Jedenfalls stellen sich dem Protagonisten und Ich-Erzähler immer wieder neue Schwierigkeiten, angefangen mit ausführlichsten detaillierten Anweisungen Oskars bezüglich jeder Kleinigkeit, die der Protagonist zu beachten hat, wie er die Anweisungen zu erledigen hat und und und.
Und dann sind da ja noch die beiden Katzen, welche dem Erzähler das Leben nicht gerade leicht machen. Und der Boden, ohja, der Boden! Auf den sollte besonders gut aufgepasst werden. Wenn da nicht der Rotwein wäre..

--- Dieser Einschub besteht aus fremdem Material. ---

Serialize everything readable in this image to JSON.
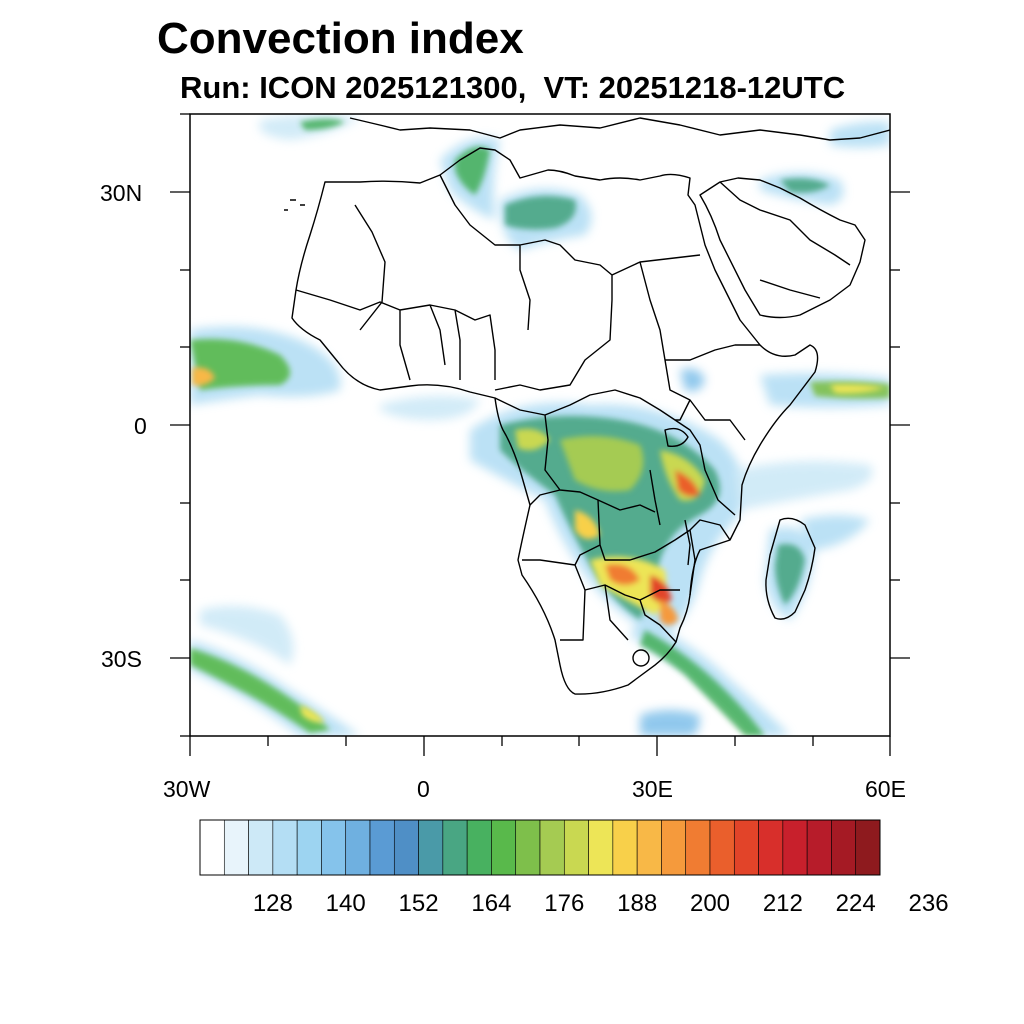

Jedenfalls passieren dem Erzähler so einige Missgeschicke, nicht nur im Hinblick auf die Wohnung, sondern auch im Hinblick auf die Katzen, die Hausmeisterin (mit welcher jegliche Verständigung allein schon wegen der Sprachbarriere scheitert) und Oskars Freunden.

Und wie soll er das nun alles Oskar erklären?

Ich persönlich habe mir mehr von der Geschichte versprochen. Ich fand sie nicht witzig, nicht spannend und die Missgeschicke waren jetzt irgendwie nicht besonders außergewöhnlich oder zum Lachen. Eher wurde es immer trauriger, da der Erzähler allem Anschein nach nur betrunken war.

Vielleicht verstehe ich aber auch den britischen Humor in diesem Fall nicht. Mehr als ein paar Schmunzler gab es meinerseits jedenfalls nicht.